Unlike Romero and Grande who, as good pastors, are seen as laying down their lives for their sheep, Spina becomes one of the sheep. Unlike the recently celebrated American martyrs, he does not go to the “missions” to find where God is speaking today. He goes back home, to the Abruszzi, where he is known and where his family lives, where he has a past and where he will be buried. God speaks where one most is.

Spina, though never ceasing the political struggle to bring about justice, rises above political consciousness. Rhetoric gives way to dialogue, dialogue to communion. He gives his life not for a cause and not for “the people” or for “the poor,” but for a particular person, the deaf mute who is the poorest of the poor. His radical love is the “seed beneath the snow” which will grow despite the winter of political oppression.

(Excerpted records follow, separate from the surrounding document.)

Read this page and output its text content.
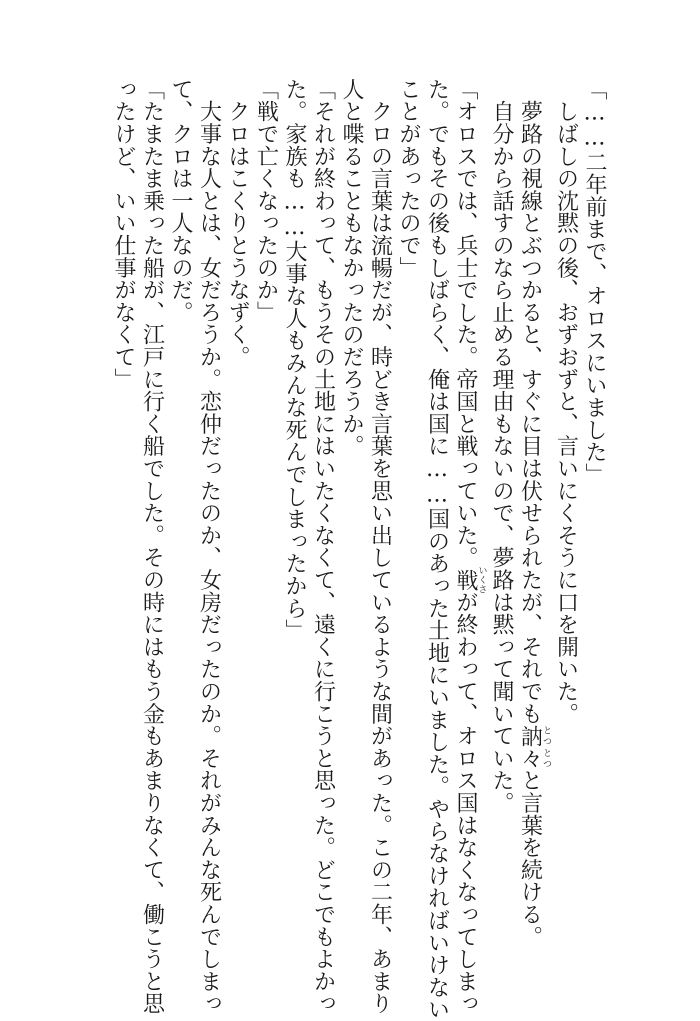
「……二年前まで、オロスにいました」
　しばしの沈黙の後、おずおずと、言いにくそうに口を開いた。
　夢路の視線とぶつかると、すぐに目は伏せられたが、それでも訥々とつとつと言葉を続ける。
　自分から話すのなら止める理由もないので、夢路は黙って聞いていた。
「オロスでは、兵士でした。帝国と戦っていた。戦いくさが終わって、オロス国はなくなってしまっ
た。でもその後もしばらく、俺は国に……国のあった土地にいました。やらなければいけない
ことがあったので」
　クロの言葉は流暢だが、時どき言葉を思い出しているような間があった。この二年、あまり
人と喋ることもなかったのだろうか。
「それが終わって、もうその土地にはいたくなくて、遠くに行こうと思った。どこでもよかっ
た。家族も……大事な人もみんな死んでしまったから」
「戦で亡くなったのか」
　クロはこくりとうなずく。
　大事な人とは、女だろうか。恋仲だったのか、女房だったのか。それがみんな死んでしまっ
て、クロは一人なのだ。
「たまたま乗った船が、江戸に行く船でした。その時にはもう金もあまりなくて、働こうと思
ったけど、いい仕事がなくて」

His martyrdom is harsh, dreadful and anonymous, unlike the deaths of Becket, More and Romero, and so like the thousands who are dragged from their homes before dawn to have their throats slit before the eyes of howling dogs.

Although Spina’s solidarity with the poor and suffering is heroic, it is far from uncommon. How many of us know someone close to us who suffers from alcoholism, cancer, mental illness or despair? How many of us know those who unselfconsciously care for them, who suffer with them, who are martyrs — Monday morning martyrs — dying with a sad joy for the love of others, like Pietro Spina?

The death of Spina for Infante suggests the unheralded martyrdom of the laity. It is the quiet martyrdom of the parent for the child that precedes the examples of the deaths of St. Thomas More, St. Thomas Becket and even St. Peter. It is modeled on the Pieta.